Miller et al. were aided immensely in their task by the fact that, unusually for extinct organisms, some specimens of woolly mammoths have been frozen in permafrost. This is an ideal setting for preserving DNA, and, moreover, for preserving hair, which is an ideal source of DNA for sequencing ancient genomes. If hair still contains DNA, almost all of it will belong to the extinct species, and will not be of bacterial or fungal origin, as is often the case with bones. Thus, the authors needed to sequence a total of 'only' 4.1 billion base pairs to obtain about 3.3 billion base pairs of mammoth DNA. They calculate that the total mammoth genome, estimated at some 4.7 billion base pairs, would have been 1.4 times bigger than the human genome.

Although the mammoth genome is larger than the human genome, the DNA substitution rate seems to be smaller — this is the rate at which one nucleotide replaces another, and so is a measure of evolutionary change. The mammoth genome differs from that of its close relative the African elephant by as little as 0.6%. This is about half the difference between human and chimpanzee, although the two elephant species diverged at about the same time as human and chimpanzee, and probably even slightly earlier (see Fig. 3 of the paper1 on page 389). For some reason, the substitution rate in the nuclear genome of elephants is much lower than in humans and great apes, a result mirrored in the mitochondrial genomes7, where humans and great apes also show a substitution rate more than twice as high as that in the elephant species. As nuclear and mitochondrial genomes are replicated by different enzymes, it remains unclear why both genomes evolve more slowly in elephants than in humans and great apes.

The draft mammoth genome sequence is too fragmented and error-prone to allow standard gene prediction. Nonetheless, Miller and colleagues identified several protein-coding positions that are unique to the mammoth compared with 50 other vertebrate species. The presence of such mammoth-specific differences is not surprising: it is to be expected that each mammalian species contains unique amino-acid substitutions compared with a limited number of other species. For example, the 52-amino-acid fragment of the ATP2C1 protein not only contains an amino-acid substitution unique to the mammoth, but a further two that are unique to the tenrec and the two-toed sloth, respectively.
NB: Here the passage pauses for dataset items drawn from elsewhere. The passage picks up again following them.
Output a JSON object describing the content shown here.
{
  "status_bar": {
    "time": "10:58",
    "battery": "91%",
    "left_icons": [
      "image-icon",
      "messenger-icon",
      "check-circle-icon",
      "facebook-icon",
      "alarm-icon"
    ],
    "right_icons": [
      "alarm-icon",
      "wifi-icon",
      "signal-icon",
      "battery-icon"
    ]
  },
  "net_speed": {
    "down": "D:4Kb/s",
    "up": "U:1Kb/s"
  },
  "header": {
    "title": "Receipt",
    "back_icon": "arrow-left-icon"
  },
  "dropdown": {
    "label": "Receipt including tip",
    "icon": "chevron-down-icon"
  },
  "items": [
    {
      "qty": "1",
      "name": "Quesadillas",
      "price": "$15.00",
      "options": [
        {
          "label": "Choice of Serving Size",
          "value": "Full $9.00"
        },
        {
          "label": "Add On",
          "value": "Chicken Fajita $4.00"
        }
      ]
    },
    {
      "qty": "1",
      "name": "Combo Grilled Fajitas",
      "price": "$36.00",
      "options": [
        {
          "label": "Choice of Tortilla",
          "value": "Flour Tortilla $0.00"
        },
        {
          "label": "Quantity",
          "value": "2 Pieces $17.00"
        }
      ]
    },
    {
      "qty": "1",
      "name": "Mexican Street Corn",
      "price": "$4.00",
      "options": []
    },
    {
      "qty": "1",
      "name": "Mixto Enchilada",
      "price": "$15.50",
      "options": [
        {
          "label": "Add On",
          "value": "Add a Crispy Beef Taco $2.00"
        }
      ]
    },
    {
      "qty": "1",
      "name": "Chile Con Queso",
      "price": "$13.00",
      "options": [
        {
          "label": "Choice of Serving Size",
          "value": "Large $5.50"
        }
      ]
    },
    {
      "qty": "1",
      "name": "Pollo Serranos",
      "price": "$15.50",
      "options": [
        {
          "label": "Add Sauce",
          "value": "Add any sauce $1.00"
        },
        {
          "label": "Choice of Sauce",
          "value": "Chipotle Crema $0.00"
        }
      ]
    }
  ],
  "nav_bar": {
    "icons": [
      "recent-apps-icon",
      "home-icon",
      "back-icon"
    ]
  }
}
Similarly, the position in the 30-amino-acid fragment of the protein C1orf190, at which the mammoth differs from other placental mammals, also has amino-acid substitutions in the ground squirrel and kangaroo rat. Although Miller and colleagues argue that the amino-acid differences they identify have a “significantly enhanced likelihood of causing ... phenotypic effects”, their analyses by no means prove that an amino-acid substitution has functional consequences or adaptive value. Such questions can be answered only by investigations of the proteins in question.
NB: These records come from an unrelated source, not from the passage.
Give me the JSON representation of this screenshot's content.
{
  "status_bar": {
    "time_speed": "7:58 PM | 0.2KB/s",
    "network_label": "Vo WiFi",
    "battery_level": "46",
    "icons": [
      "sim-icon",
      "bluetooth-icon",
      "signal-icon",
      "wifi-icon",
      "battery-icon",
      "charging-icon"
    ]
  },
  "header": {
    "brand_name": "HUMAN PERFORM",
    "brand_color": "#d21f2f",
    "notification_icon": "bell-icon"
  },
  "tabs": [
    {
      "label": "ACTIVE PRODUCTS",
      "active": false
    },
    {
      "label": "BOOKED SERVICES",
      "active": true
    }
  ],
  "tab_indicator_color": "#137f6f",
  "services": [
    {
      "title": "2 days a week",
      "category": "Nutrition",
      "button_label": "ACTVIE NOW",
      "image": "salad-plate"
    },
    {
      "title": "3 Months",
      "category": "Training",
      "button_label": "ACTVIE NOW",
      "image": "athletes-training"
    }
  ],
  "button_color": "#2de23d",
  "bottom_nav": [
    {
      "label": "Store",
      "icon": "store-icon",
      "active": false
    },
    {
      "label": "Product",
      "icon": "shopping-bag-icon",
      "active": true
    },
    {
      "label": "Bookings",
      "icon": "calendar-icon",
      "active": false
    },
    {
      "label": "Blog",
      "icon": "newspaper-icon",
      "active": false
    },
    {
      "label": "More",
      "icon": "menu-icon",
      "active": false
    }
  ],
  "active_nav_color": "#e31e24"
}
So what do we learn from the mammoth genome, except that sequencing of complete genomes from extinct species is indeed possible and that there are differences in their DNA sequences compared with those of living animals? As with many draft genome projects, not that much. But a draft genome is only the beginning of the story. The main feature of genome projects is to provide a resource for further research, as vividly shown by the thousands of times the initial human-genome sequencing papers8,9 have been cited.

The next draft nuclear genome of an extinct species likely to become available is that of our closest relative, the Neanderthal, following on from publication of a complete Neanderthal mitochondrial genome sequence10. For some time yet, much work in genomics will consist of fully annotating and completing genome sequences, as indeed most published sequences of extant vertebrates, let alone that of the extinct mammoth, remain drafts. But when we look further into the future, the task will be to understand which differences at the sequence level underlie the phenotypic differences between a mammoth and an elephant, or a human and a Neanderthal, for which well-annotated genomes provide the essential basis.